Intervention de Jean-Christophe Lagarde

Séance en hémicycle du 27 novembre 2014 à 15h00
Financement de la recherche oncologique pédiatrique — Discussion générale

Photo issue du site de l'Assemblée nationale ou de WikipediaJean-Christophe Lagarde, rapporteur de la commission des affaires sociales :

Avant que le débat ne s’achève, puisque telle semble être la volonté du groupe socialiste qui propose, dans son amendement no 1 , de rejeter tout le dispositif, contrairement à ce que souhaite Gilles Lurton du groupe UMP, permettez-moi quelques observations. J’ai entendu beaucoup d’argumentations qui reposaient plus sur l’exposé des motifs que sur le principe même du texte. Or, on ne vote pas dans l’hémicycle un exposé des motifs, d’autant que celui-ci date d’il y a deux ans. En effet, l’on ne peut inscrire dans les niches parlementaires que des textes existant déjà. Or, le troisième Plan cancer est intervenu depuis. Cela dit, des progrès ont certes été accomplis, mais je ne pense pas pour autant, contrairement à d’autres, que tous les progrès qui pourraient être faits l’ont été.
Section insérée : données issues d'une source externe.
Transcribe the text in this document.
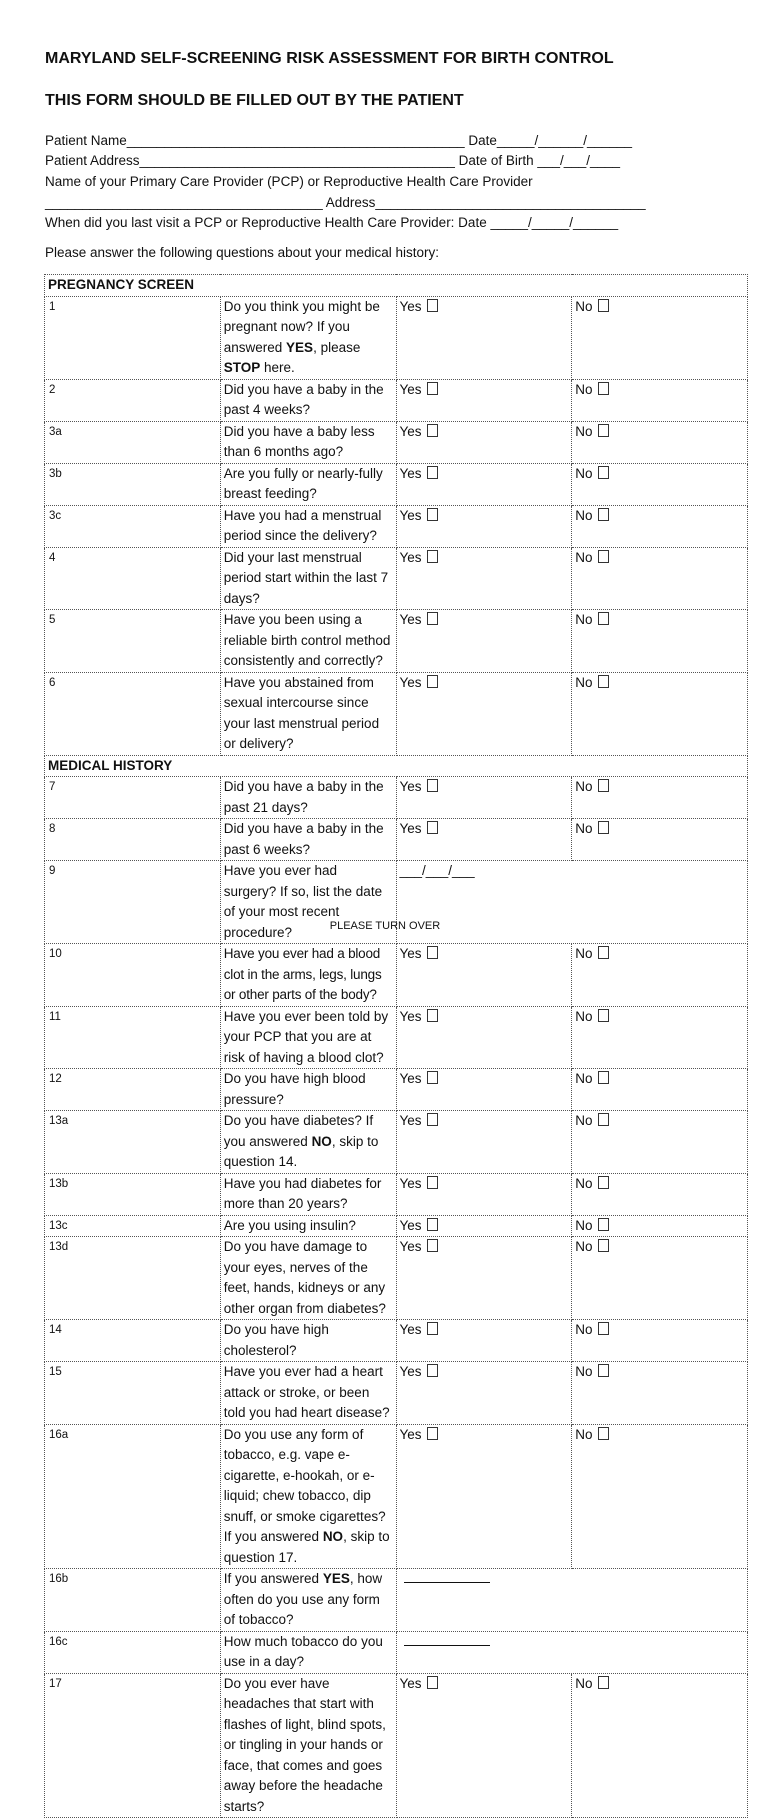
MARYLAND SELF-SCREENING RISK ASSESSMENT FOR BIRTH CONTROL
THIS FORM SHOULD BE FILLED OUT BY THE PATIENT
Patient Name_____________________________________________ Date_____/______/______
Patient Address__________________________________________ Date of Birth ___/___/____
Name of your Primary Care Provider (PCP) or Reproductive Health Care Provider
_____________________________________ Address____________________________________
When did you last visit a PCP or Reproductive Health Care Provider: Date _____/_____/______
Please answer the following questions about your medical history:
PREGNANCY SCREEN			
1	Do you think you might be pregnant now? If you answered YES, please STOP here.	Yes	No
2	Did you have a baby in the past 4 weeks?	Yes	No
3a	Did you have a baby less than 6 months ago?	Yes	No
3b	Are you fully or nearly-fully breast feeding?	Yes	No
3c	Have you had a menstrual period since the delivery?	Yes	No
4	Did your last menstrual period start within the last 7 days?	Yes	No
5	Have you been using a reliable birth control method consistently and correctly?	Yes	No
6	Have you abstained from sexual intercourse since your last menstrual period or delivery?	Yes	No
MEDICAL HISTORY			
7	Did you have a baby in the past 21 days?	Yes	No
8	Did you have a baby in the past 6 weeks?	Yes	No
9	Have you ever had surgery? If so, list the date of your most recent procedure?	___/___/___	
10	Have you ever had a blood clot in the arms, legs, lungs or other parts of the body?	Yes	No
11	Have you ever been told by your PCP that you are at risk of having a blood clot?	Yes	No
12	Do you have high blood pressure?	Yes	No
13a	Do you have diabetes? If you answered NO, skip to question 14.	Yes	No
13b	Have you had diabetes for more than 20 years?	Yes	No
13c	Are you using insulin?	Yes	No
13d	Do you have damage to your eyes, nerves of the feet, hands, kidneys or any other organ from diabetes?	Yes	No
14	Do you have high cholesterol?	Yes	No
15	Have you ever had a heart attack or stroke, or been told you had heart disease?	Yes	No
16a	Do you use any form of tobacco, e.g. vape e-cigarette, e-hookah, or e-liquid; chew tobacco, dip snuff, or smoke cigarettes? If you answered NO, skip to question 17.	Yes	No
16b	If you answered YES, how often do you use any form of tobacco?		
16c	How much tobacco do you use in a day?		
17	Do you ever have headaches that start with flashes of light, blind spots, or tingling in your hands or face, that comes and goes away before the headache starts?	Yes	No
PLEASE TURN OVER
Madame la secrétaire d’État, comme Mme Pinville vous avez déclaré que des progrès formidables avaient été réalisés depuis quarante ans en oncologie pédiatrique. Certes, il y en a eu, mais dans de nombreux secteurs, c’est fini. Les progrès les plus spectaculaires concernent les leucémies. Pour une soixantaine d’autres cancers, les progrès sont inexistants – je pense au rhabdomyosarcome, qui est une tumeur maligne des tissus mous chez l’enfant ; aux gliomes malins infiltrants du tronc cérébral ou à certaines formes très rares de leucémies. S’il y a effectivement un progrès dans la statistique globale, c’est essentiellement grâce aux taux de survie des leucémies qui sont de 80 à 90 % – heureusement ! Les progrès ont été réalisés par des essais cliniques, grâce à des molécules recherchées sur l’adulte, puis dosées et testées pour les enfants. Tant mieux pour ces familles ! Reste, toutefois, madame la secrétaire d’État, comme vous l’avez dit vous-même, que nous déplorons environ 500 décès annuels.

Ce que je veux dire par là, c’est qu’il ne devrait pas y avoir de types de cancers pédiatriques sur lesquels aucune recherche ne soit menée. Vous m’avez répondu que soixante ou soixante-dix essais cliniques étaient en cours. De fait, mais leur objet n’est pas la recherche de nouvelles molécules ; il s’agit de tester des molécules existantes pour voir si elles peuvent fonctionner sur l’enfant. Je ne dis pas qu’il n’y pas d’essais ; je dis simplement que la recherche est déficiente.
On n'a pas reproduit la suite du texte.